Se, per esempio, all’origine della tallonite vi è un’infiammazione della fascia plantare, oltre al riposo, che deve essere praticamente assoluto, può essere indicato intervenire con la litotrissia o con la fibrolisi. Con la prima metodica è possibile distendere le fibre della fascia plantare, mentre con la seconda si provocano dei microtraumi che vascolarizzano la zona interessata dal processo infiammatorio e la rigenerano. La chirurgia è ovviamente riservata a quei casi di fascite particolarmente seri in cui si è venuta a creare una situazione di irreversibilità. È chiaro che il ricorso alla chirurgia comporta tempi di rieducazione non minimali. Decisamente più brevi sono i tempi di recupero nel caso delle altre tecniche sopra menzionate.
Se il problema tallonite è relativo a una tendinopatia dell’achilleo, l’approccio terapeutico varia molto a seconda che sia presente o no una degenerazione del tendine; a seconda dei casi si potrà ricorrere a diversi tipi di intervento; è bene ricordare che in primis sono necessarie almeno due settimane di riposo per valutare il grado di gravità del problema. Oltre al riposo (sempre obbligatorio!) altre tipologie di intervento sono lo stretching (se ben eseguito consente di mantenere la flessibilità dei tessuti), l’utilizzo di talloniera, la mesoterapia, le infiltrazioni, la fisioterapia, gli esercizi eccentrici ecc. In determinate situazioni può essere necessario prendere in considerazione l’intervento chirurgico.
Quando la tallonite è dovuta a una borsite è necessario stabilire se il problema è di tipo anatomico (malattia di Haglund, piede cavo ecc.) oppure se alla sua origine vi sono l’utilizzo di calzature non idonee o sedute di allenamento troppo pesanti o errate. In caso di problemi anatomici è molto probabile che si debba affrontare il problema chirurgicamente, mentre negli altri casi, oltre al necessario riposo (mediamente due-tre settimane di stop sportivo, durante il quale si può intervenire con trattamenti quali la crioterapia, l’assunzione di farmaci ad azione antinfiammatoria ecc.) si dovrà evitare di indossare calzature che possano irritare le borse e, se il medico lo ritiene opportuno, si potrà fare ricorso a terapie quali le infiltrazioni con corticosteroidi o la mesoterapia. Altre terapie che vengono spesso suggerite sono la ionoforesi, gli ultrasuoni e i crio-ultrasuoni.
In quei casi di tallonite in cui il dolore è molto intenso è opportuno ricorrere all’utilizzo di stampelle.
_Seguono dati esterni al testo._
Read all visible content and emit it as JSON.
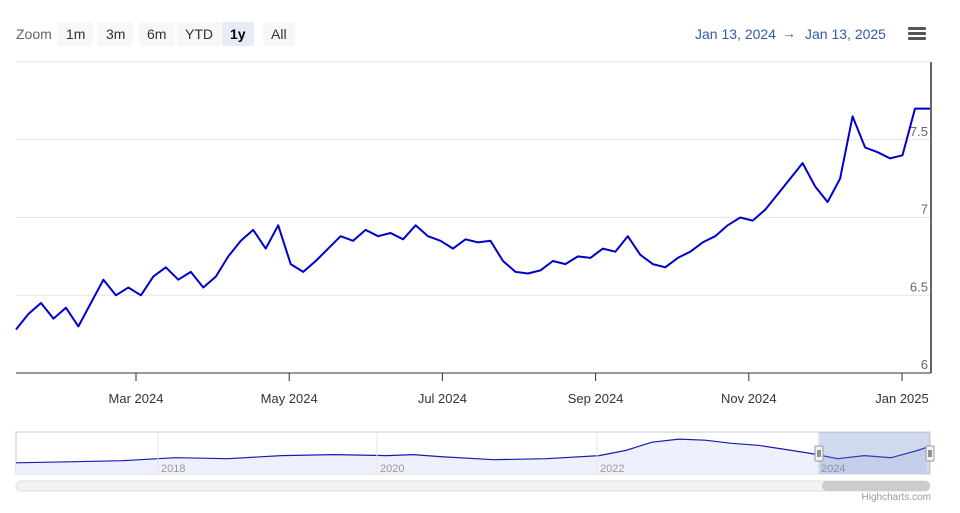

Nel corso della fase di riabilitazione possono avere una certa utilità gli esercizi propriocettivi e gli esercizi di sensibilizzazione plantare.
E le terapie di mantenimento?
Le cosiddette terapie di mantenimento rischiano di aggravare la tallonite. Per esempio, i farmaci antinfiammatori e quelli antidolorifici sono controindicati (possono essere usati, ma solo a riposo) perché, sopprimendo il dolore, consentono un carico che non è detto che la struttura possa reggere (pensiamo a una frattura da stress). Cercare di correre ugualmente con talloniere al silicone o con fasciature di scarico spesso si rivela una soluzione peggiore del problema stesso perché il potere scaricante è comunque minimo in condizioni di impegno sportivo intenso. Con un plantare fatto ad hoc le cose potrebbero migliorare, ma prima occorre riportare il tallone in condizione di normalità e per farlo sono necessari sia il riposo che la comprensione della causa che ha scatenato l’insorgenza della tallonite: in altri termini, prima si guarisce (i sedentari difficilmente soffrono di tallonite!) e poi si può pensare al plantare, utile solo nel caso che la causa sia anatomica e non sia stata rimossa.
Tallonite: quando il ricorso alla chirurgia?
Il ricorso alla chirurgia in caso di tallonite è rarissimo ed è riservato praticamente soltanto a quei casi borsite e fascite plantare particolarmente gravi da essere considerati irreversibile se non trattati chirurgicamente.